Where are we going next? Most aspects of Savory’s EOV can be maintained for farm health monitoring around soil health, water cycle impacts, and mineral cycling. Then, well established methods could complement Savory’s original EOV to address ecological health from a landscape mosaic perspective: farm habitat health assessment, hedgerow health assessment, and pollinator habitat methods are either well-established in Ontario, or may be borrowed from similar jurisdictions (Ireland, the UK). Indicator species – maybe birds, amphibians or snakes? – can indicate the complexity of biological communities. And fortunately, we farmers don’t need a perfect methodology – we need one that helps us manage better and that is easy. Personally, I believe that monitoring the abundance of toads in a field, the age composition and diversity of trees and bushes in nearby hedgerows/windbreaks, access to water sources, and the availability of nesting & feeding grounds for a diversity of birds and insects will take us a long way towards an “EOV for mosaic landscapes”.
Savory’s original EOV is developed for mosaic plant communities within relatively homogenous grassland landscapes. Translating this method into Ontario’s context first requires that we explicitly define a desirable landscape that we want to manage for – I have argued for the concept of “mosaic landscape.” Secondly, we need to complement Savory’s EOV methodology with assessment methods that characterize the desirability of our landscape. This requires some research, as well as hands-on trial and error.

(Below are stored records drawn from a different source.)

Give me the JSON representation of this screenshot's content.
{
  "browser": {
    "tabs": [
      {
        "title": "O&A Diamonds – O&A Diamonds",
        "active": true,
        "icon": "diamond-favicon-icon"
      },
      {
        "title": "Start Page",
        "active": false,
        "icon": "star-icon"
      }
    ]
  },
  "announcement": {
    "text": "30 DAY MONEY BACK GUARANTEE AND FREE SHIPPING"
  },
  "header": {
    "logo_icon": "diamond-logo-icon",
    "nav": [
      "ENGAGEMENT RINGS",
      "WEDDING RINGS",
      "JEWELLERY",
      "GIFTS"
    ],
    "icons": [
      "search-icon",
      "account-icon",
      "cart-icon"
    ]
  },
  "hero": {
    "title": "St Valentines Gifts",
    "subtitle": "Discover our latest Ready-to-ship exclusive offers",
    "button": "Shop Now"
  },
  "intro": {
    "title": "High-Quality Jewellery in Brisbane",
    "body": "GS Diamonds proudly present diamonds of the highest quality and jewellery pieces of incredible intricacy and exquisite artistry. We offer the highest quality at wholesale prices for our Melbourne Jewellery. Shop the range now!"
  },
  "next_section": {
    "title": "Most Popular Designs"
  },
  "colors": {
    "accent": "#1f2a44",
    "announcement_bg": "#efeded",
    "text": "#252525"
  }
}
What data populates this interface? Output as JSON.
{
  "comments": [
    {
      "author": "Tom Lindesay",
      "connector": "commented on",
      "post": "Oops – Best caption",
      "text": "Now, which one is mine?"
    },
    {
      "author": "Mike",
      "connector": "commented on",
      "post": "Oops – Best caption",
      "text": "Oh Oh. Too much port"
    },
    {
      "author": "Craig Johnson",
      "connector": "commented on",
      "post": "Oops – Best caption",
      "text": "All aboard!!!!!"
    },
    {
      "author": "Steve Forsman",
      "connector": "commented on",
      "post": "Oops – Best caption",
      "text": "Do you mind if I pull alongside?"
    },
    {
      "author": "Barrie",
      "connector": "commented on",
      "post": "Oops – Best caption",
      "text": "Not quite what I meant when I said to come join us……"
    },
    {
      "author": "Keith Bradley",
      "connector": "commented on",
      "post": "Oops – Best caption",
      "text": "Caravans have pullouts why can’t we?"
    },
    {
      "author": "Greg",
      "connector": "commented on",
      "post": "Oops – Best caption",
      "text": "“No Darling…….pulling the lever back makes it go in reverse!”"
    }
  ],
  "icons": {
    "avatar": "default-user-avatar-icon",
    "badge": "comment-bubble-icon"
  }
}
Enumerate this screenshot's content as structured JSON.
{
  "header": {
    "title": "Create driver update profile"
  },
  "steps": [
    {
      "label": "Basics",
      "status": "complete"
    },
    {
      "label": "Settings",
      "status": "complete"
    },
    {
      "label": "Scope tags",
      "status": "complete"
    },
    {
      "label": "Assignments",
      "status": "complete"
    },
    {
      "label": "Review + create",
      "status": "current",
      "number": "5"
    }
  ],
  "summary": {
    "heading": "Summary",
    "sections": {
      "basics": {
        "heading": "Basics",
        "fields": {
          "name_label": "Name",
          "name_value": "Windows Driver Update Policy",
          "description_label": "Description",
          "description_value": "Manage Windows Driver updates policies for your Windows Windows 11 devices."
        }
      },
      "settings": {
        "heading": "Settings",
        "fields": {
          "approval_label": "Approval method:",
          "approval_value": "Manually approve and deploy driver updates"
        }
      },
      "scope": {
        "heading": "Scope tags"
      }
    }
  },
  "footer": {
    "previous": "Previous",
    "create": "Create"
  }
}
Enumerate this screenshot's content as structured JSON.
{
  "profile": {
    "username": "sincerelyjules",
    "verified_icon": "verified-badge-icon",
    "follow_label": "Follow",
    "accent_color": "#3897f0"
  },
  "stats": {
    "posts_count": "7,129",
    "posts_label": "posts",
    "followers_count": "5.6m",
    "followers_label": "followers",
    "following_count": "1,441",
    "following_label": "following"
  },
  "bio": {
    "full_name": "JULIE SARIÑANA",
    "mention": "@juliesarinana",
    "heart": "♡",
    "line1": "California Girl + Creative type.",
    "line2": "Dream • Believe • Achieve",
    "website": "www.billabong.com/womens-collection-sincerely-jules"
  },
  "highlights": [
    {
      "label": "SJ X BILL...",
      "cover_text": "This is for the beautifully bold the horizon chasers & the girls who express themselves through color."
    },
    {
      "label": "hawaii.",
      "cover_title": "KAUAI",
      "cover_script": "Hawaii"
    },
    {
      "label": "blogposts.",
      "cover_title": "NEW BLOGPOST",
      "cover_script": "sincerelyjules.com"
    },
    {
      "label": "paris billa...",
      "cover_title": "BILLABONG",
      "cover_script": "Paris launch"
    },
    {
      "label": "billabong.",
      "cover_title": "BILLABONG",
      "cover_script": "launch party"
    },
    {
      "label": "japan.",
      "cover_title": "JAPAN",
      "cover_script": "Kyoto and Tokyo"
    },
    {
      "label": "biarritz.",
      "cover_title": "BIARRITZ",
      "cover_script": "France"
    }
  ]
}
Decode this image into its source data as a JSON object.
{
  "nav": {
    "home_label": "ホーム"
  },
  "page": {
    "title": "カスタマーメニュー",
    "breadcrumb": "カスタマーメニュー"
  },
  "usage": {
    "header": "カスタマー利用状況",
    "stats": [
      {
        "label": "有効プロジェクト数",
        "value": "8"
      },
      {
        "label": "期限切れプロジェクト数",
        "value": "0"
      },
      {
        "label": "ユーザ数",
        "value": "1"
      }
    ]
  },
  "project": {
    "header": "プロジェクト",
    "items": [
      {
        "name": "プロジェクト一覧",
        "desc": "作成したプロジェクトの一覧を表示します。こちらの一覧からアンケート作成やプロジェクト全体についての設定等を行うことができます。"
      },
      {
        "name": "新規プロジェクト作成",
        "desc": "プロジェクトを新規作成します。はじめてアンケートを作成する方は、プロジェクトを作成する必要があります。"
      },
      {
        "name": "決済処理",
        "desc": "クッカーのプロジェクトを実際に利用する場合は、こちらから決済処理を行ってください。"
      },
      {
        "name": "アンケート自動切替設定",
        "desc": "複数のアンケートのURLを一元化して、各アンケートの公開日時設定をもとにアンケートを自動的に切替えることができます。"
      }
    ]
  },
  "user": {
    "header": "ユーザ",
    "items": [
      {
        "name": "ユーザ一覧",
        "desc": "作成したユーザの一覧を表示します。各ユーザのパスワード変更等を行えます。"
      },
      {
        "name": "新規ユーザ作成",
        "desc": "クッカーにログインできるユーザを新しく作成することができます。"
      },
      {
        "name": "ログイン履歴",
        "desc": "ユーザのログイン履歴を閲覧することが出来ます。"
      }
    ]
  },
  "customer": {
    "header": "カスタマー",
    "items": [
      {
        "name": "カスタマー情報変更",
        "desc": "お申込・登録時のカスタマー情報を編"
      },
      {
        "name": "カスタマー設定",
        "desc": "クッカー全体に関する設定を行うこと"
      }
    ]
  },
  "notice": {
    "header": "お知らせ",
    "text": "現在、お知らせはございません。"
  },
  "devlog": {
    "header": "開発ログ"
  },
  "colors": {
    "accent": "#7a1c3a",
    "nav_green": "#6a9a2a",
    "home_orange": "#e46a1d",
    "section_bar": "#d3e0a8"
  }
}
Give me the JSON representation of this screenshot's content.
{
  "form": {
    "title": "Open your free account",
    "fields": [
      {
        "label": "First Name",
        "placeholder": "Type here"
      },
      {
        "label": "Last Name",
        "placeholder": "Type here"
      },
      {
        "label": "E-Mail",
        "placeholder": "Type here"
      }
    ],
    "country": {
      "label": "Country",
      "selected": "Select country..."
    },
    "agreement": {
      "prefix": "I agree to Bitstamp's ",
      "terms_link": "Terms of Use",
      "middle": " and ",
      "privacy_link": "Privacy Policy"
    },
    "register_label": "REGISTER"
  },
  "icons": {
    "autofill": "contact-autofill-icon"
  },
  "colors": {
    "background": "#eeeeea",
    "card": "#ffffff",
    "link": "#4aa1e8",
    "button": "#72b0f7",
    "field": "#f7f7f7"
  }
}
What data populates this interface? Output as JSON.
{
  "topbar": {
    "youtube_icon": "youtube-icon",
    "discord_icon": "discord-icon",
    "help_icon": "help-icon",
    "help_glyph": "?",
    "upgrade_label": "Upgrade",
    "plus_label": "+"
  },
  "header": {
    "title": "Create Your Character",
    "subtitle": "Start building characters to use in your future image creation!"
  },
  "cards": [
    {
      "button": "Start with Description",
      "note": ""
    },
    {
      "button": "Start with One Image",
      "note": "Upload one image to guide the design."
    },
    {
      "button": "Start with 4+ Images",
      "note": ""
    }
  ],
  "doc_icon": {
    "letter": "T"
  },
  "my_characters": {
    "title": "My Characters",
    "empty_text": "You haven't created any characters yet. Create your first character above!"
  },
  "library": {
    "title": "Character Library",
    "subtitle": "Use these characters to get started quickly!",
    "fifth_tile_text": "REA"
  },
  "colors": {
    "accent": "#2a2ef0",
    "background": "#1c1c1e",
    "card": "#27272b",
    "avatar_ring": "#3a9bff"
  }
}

I believe that ecological outcome verification is amongst the most powerful methods to promote regenerative agriculture. We urgently need this method to stay true to our regenerative values, as our niche sector is facing all sorts of co-options: Ministries prefer promoting specific management practices or technologies; corporations water down “regeneration”, and even we ourselves cannot legitimately claim to be “regenerative” without proving regenerative outcomes. A location-adapted EOV could level the ground.
As part of the farmer community, I hope that we can come together and work on this adapted EOV for mosaic landscapes. I believe that EFAO is well positioned to support such effort – as networking organization, on-farm research platform, and through education.